10 Das Berufungsgericht durfte den Beweisantritt auch nicht mit dem Hinweis für unerheblich halten, aus dem Prospekt hätten sich für die Kl. alle notwendigen Informationen ergeben und ihr Vorbringen sei insgesamt unplausibel. Es mag sein, daß solche Überlegungen nach Klärung des Sachverhalts ihr Gewicht erlangen. Der Umstand jedoch, daß der Prospekt Chancen und Risiken der Kapitalanlage hinreichend verdeutlicht (vgl. hierzu Senatsbeschluß vom 12. Januar 2006 - III ZR 407/04 - NJW-RR 2006, 770, 771 Rn. 7), ist selbstverständlich kein Freibrief für den Vermittler, Risiken abweichend hiervon darzustellen und mit seinen Erklärungen ein Bild zu zeichnen, das die Hinweise im Prospekt entwertet oder für die Entscheidungsbildung des Anlegers mindert. Auch die allgemeine Einschätzung des Berufungsgerichts, die Behauptungen der Kl. seien unplausibel, ist ohne hinreichende Grundlage.

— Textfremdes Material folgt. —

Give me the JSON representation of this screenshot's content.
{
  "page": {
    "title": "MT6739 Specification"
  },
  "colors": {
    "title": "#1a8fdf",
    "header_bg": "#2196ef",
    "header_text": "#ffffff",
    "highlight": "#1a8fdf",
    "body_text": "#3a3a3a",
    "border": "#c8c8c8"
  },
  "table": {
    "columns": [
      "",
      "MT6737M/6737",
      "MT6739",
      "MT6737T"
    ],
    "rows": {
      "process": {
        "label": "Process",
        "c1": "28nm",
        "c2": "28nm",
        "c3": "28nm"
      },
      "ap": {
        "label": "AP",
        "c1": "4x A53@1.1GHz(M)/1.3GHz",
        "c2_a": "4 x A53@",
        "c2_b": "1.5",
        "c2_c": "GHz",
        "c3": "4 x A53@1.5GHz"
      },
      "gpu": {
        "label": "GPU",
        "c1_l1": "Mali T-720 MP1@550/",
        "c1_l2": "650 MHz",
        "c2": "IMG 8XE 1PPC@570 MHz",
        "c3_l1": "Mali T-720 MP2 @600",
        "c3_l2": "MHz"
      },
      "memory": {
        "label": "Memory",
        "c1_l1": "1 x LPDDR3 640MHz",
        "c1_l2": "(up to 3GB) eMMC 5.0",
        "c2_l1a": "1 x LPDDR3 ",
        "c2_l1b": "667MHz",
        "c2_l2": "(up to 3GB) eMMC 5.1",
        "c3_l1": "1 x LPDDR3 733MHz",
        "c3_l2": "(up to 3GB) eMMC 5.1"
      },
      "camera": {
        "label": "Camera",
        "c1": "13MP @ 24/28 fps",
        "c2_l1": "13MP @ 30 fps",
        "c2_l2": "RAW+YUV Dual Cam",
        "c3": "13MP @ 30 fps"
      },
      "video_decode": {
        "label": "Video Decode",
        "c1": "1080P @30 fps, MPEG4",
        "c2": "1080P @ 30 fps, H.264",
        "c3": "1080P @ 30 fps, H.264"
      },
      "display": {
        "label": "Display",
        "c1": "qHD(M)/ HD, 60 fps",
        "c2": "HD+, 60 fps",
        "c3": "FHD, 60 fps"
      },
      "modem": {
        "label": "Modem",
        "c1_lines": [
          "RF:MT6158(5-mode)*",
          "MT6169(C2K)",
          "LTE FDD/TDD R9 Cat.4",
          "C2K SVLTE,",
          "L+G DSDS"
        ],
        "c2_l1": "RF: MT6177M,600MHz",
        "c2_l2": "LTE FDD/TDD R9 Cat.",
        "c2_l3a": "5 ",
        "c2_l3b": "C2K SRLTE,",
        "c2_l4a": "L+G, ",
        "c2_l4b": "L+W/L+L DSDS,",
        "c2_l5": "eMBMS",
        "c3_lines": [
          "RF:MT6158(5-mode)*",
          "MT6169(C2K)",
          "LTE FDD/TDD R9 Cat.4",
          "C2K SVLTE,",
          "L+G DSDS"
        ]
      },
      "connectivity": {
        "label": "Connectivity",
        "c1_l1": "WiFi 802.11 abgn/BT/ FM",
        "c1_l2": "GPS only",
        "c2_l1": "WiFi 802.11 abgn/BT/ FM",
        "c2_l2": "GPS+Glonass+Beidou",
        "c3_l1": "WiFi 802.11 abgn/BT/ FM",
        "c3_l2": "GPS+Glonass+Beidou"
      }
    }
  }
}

Denn es ist nicht ersichtlich, daß das Berufungsgericht seine Bedenken mit der Kl. erörtert und sie hierzu mindestens nach § 141 ZPO persönlich angehört hätte. Unter diesen Umständen werden die Rechte der Kl. auf einen wirkungsvollen Rechtsschutz verletzt, wenn das Berufungsgericht aufgrund einer vorweggenommenen Würdigung des Sachverhalts davon absieht, in eine gebotene Beweisaufnahme einzutreten. In deren Verlauf wird das Berufungsgericht auch gegebenenfalls dem Umstand Rechnung tragen müssen, daß sich für die Kl. im Rahmen der ihrer Anlageentscheidung vorausgehenden Vier-Augen-Gespräche mit dem Handelsvertreter eine Beweisnot ergeben kann, die ihre persönliche Anhörung gemäß § 141 ZPO oder ihre Vernehmung als Partei gemäß § 448 ZPO erfordert (vgl. hierzu BGH, Urteil vom 27. September 2005 - XI ZR 216/04 - NJW-RR 2006, 61, 63 m.w.N.).
11 3. Der Senat hat von der Möglichkeit des § 563 Abs. 1 Satz 2 ZPO Gebrauch gemacht.